Der Erfolg zog die Rivalität mit dem älterern Bruder und Lehnsherren Roberts, Humfred, nach sich. Während Humfred als Anführer der apulischen Normannen sich permanent der anderen normannischen Grafen, die z. T. genauso lange vor Ort waren wie er, zu erwehren hatte, konnte der Guiskard in Kalabrien frei walten und erweiterte seine Machtssphäre in kürzester Zeit um ein Vielfaches. Das schürte den Neid. Eine Quelle berichtet, dass Humfred Robert eine kurze Zeit lang einsperren ließ. Kaum in Freiheit, eroberte Robert freilich unbekümmert weiter.

Etwa um das Jahr 1057 erschien Roberts jüngerer Bruder Roger, der spätere Roger I. in Süditalien. Trotz einiger Zerwürfnisse zwischen den beiden Brüdern sollte Roger Roberts wichtigste Stütze bei der Eroberung des Südens werden. Ohne Roger wäre wohl nie ein normannisches Südreich entstanden. Seinen Erfolgen haftete ein dauerhafteres Glück an als denen des älteren Bruders.

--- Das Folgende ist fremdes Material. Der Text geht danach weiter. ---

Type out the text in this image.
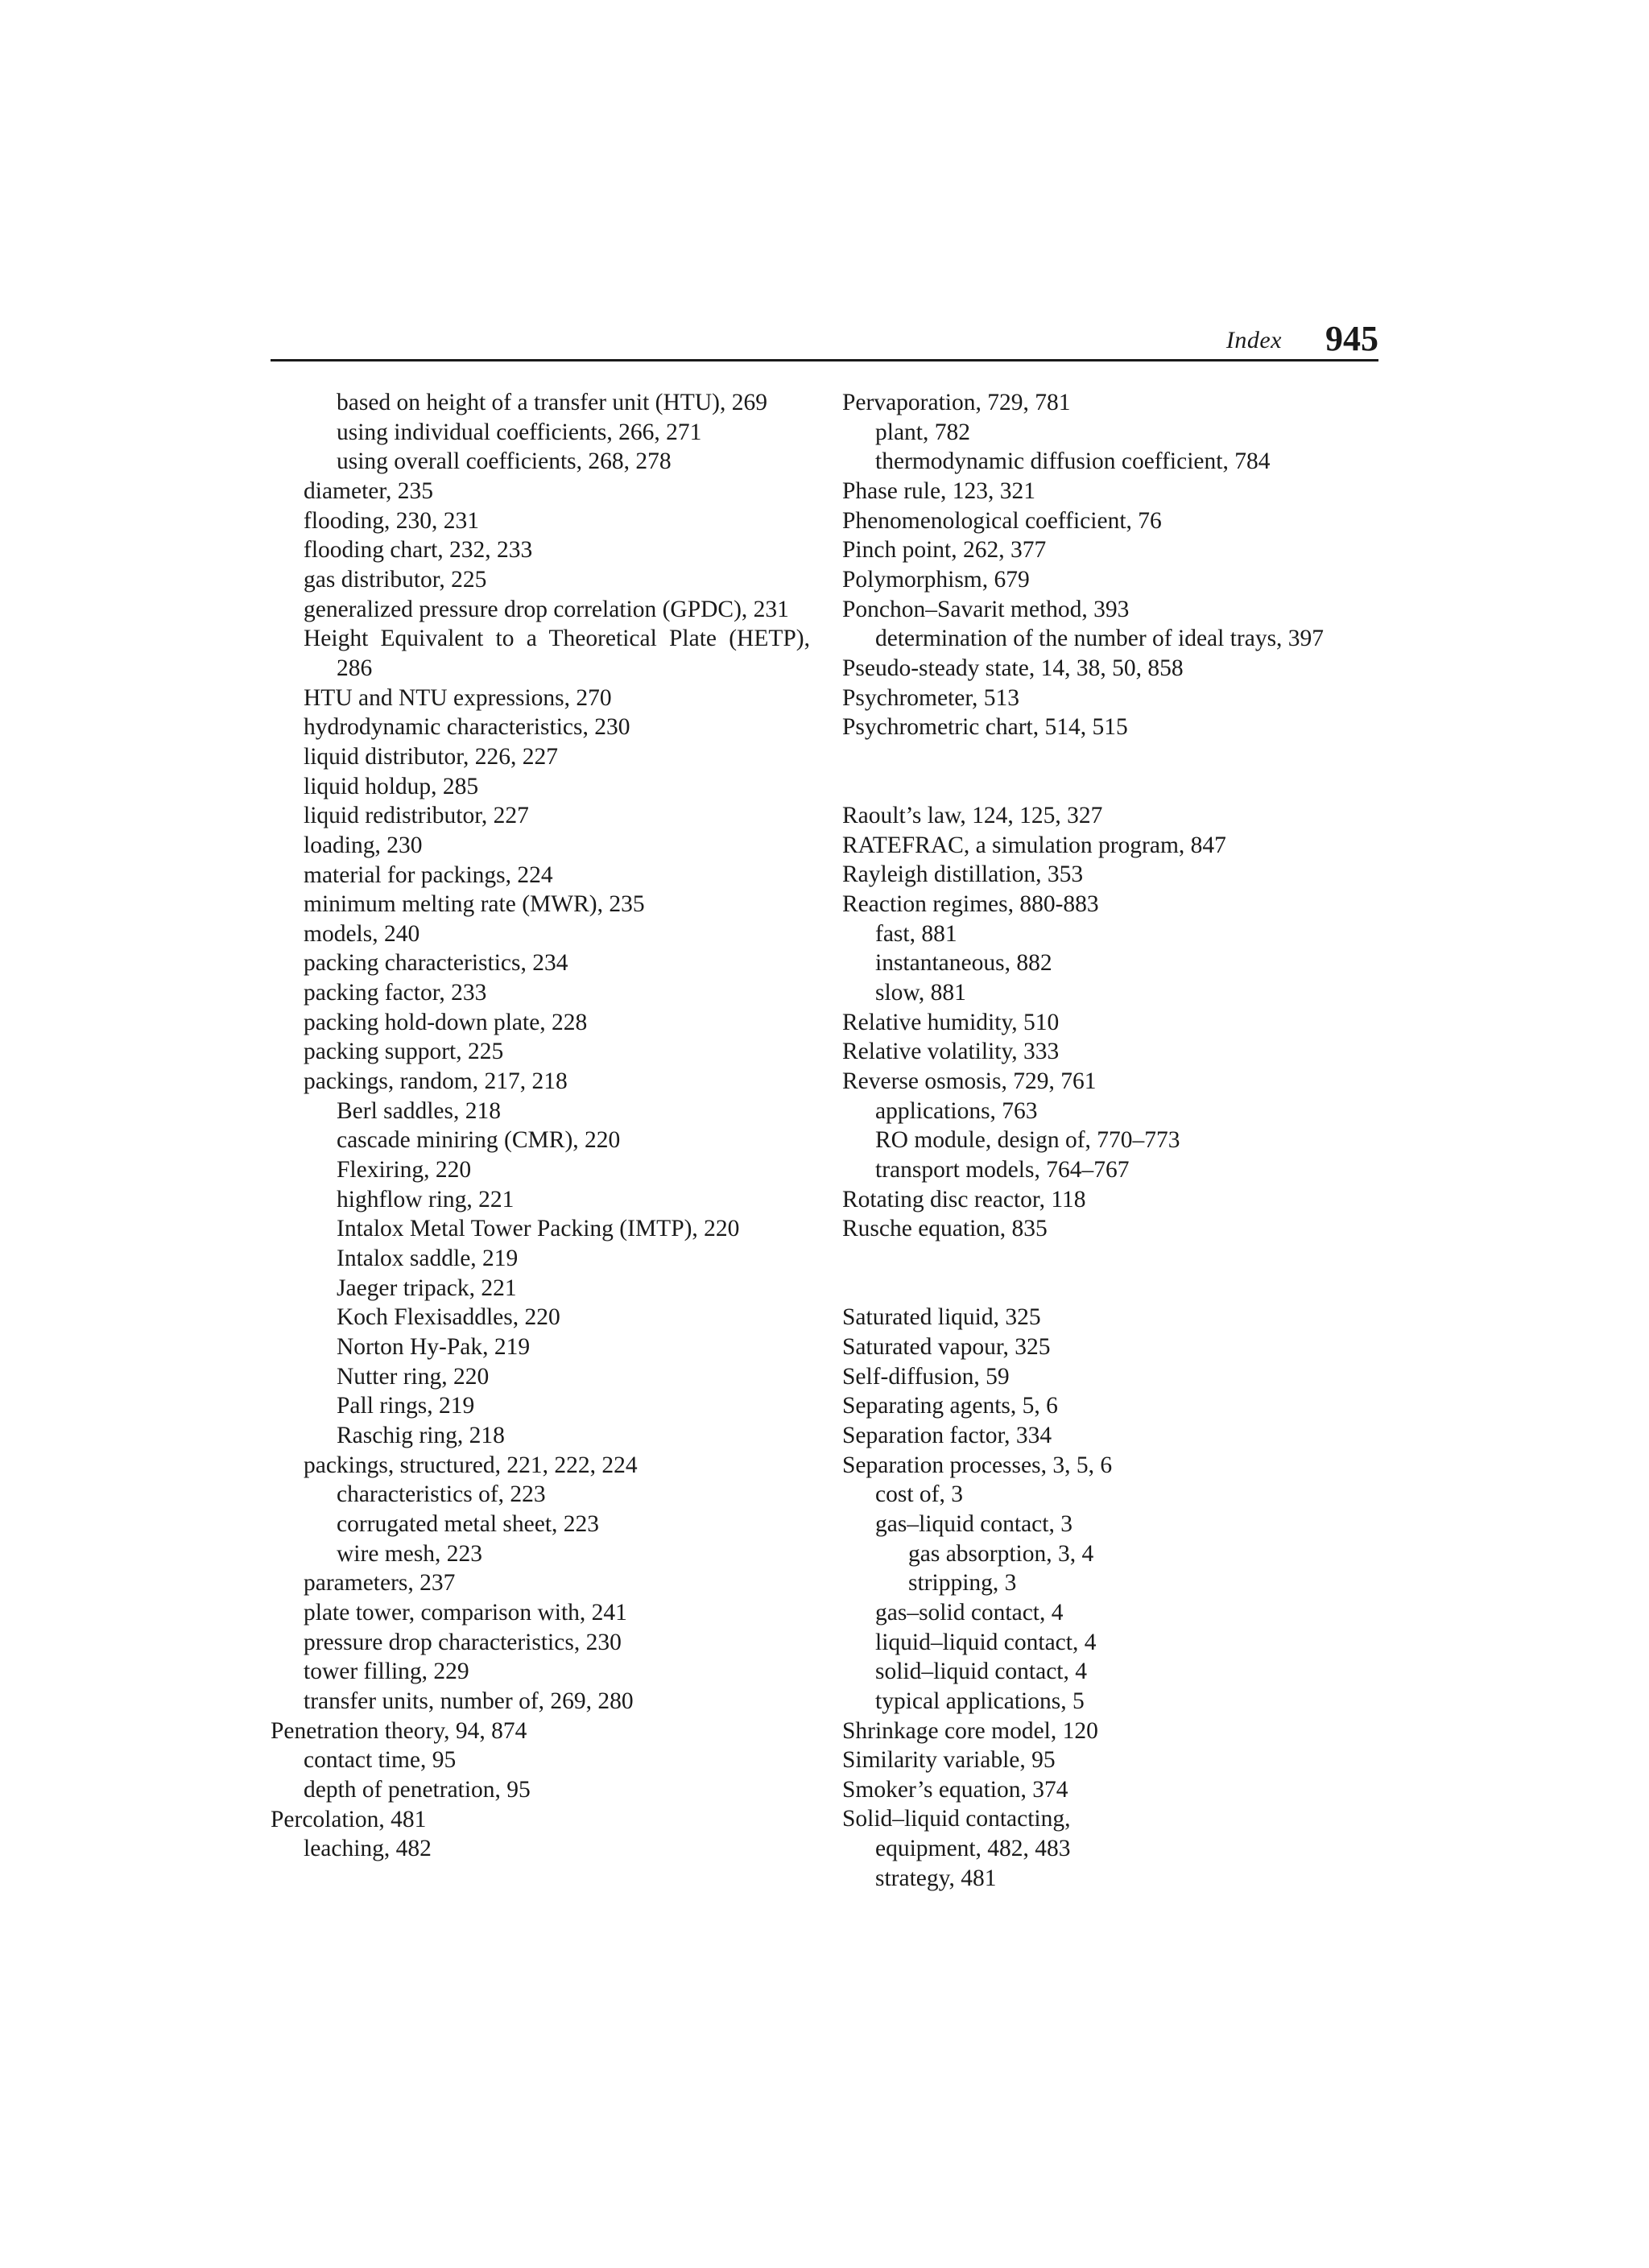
Index 945
based on height of a transfer unit (HTU), 269
using individual coefficients, 266, 271
using overall coefficients, 268, 278
diameter, 235
flooding, 230, 231
flooding chart, 232, 233
gas distributor, 225
generalized pressure drop correlation (GPDC), 231
Height Equivalent to a Theoretical Plate (HETP), 286
HTU and NTU expressions, 270
hydrodynamic characteristics, 230
liquid distributor, 226, 227
liquid holdup, 285
liquid redistributor, 227
loading, 230
material for packings, 224
minimum melting rate (MWR), 235
models, 240
packing characteristics, 234
packing factor, 233
packing hold-down plate, 228
packing support, 225
packings, random, 217, 218
Berl saddles, 218
cascade miniring (CMR), 220
Flexiring, 220
highflow ring, 221
Intalox Metal Tower Packing (IMTP), 220
Intalox saddle, 219
Jaeger tripack, 221
Koch Flexisaddles, 220
Norton Hy-Pak, 219
Nutter ring, 220
Pall rings, 219
Raschig ring, 218
packings, structured, 221, 222, 224
characteristics of, 223
corrugated metal sheet, 223
wire mesh, 223
parameters, 237
plate tower, comparison with, 241
pressure drop characteristics, 230
tower filling, 229
transfer units, number of, 269, 280
Penetration theory, 94, 874
contact time, 95
depth of penetration, 95
Percolation, 481
leaching, 482
Pervaporation, 729, 781
plant, 782
thermodynamic diffusion coefficient, 784
Phase rule, 123, 321
Phenomenological coefficient, 76
Pinch point, 262, 377
Polymorphism, 679
Ponchon–Savarit method, 393
determination of the number of ideal trays, 397
Pseudo-steady state, 14, 38, 50, 858
Psychrometer, 513
Psychrometric chart, 514, 515
Raoult’s law, 124, 125, 327
RATEFRAC, a simulation program, 847
Rayleigh distillation, 353
Reaction regimes, 880-883
fast, 881
instantaneous, 882
slow, 881
Relative humidity, 510
Relative volatility, 333
Reverse osmosis, 729, 761
applications, 763
RO module, design of, 770–773
transport models, 764–767
Rotating disc reactor, 118
Rusche equation, 835
Saturated liquid, 325
Saturated vapour, 325
Self-diffusion, 59
Separating agents, 5, 6
Separation factor, 334
Separation processes, 3, 5, 6
cost of, 3
gas–liquid contact, 3
gas absorption, 3, 4
stripping, 3
gas–solid contact, 4
liquid–liquid contact, 4
solid–liquid contact, 4
typical applications, 5
Shrinkage core model, 120
Similarity variable, 95
Smoker’s equation, 374
Solid–liquid contacting,
equipment, 482, 483
strategy, 481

Ebenfalls im Jahr 1057 starb Graf Humfred. Zwar hinterließ er in Abälard einen möglichen, wenngleich noch unmündigen Nachfolger, doch konnte er nicht umhin, den ungleich mächtigeren Guiskard zu seinem Nachfolger zu bestimmen. Robert war schon zu diesem Zeitpunkt der einzige Anführer, der das Zeug hatte, die normannischen Sache gegen äußere und innere Widersacher voranzutreiben. Offenbar war die Dynastie der Hauteville mittlerweile so etabliert, dass keiner der normannischen Grafen seinem Herrschaftsanspruch widersprach.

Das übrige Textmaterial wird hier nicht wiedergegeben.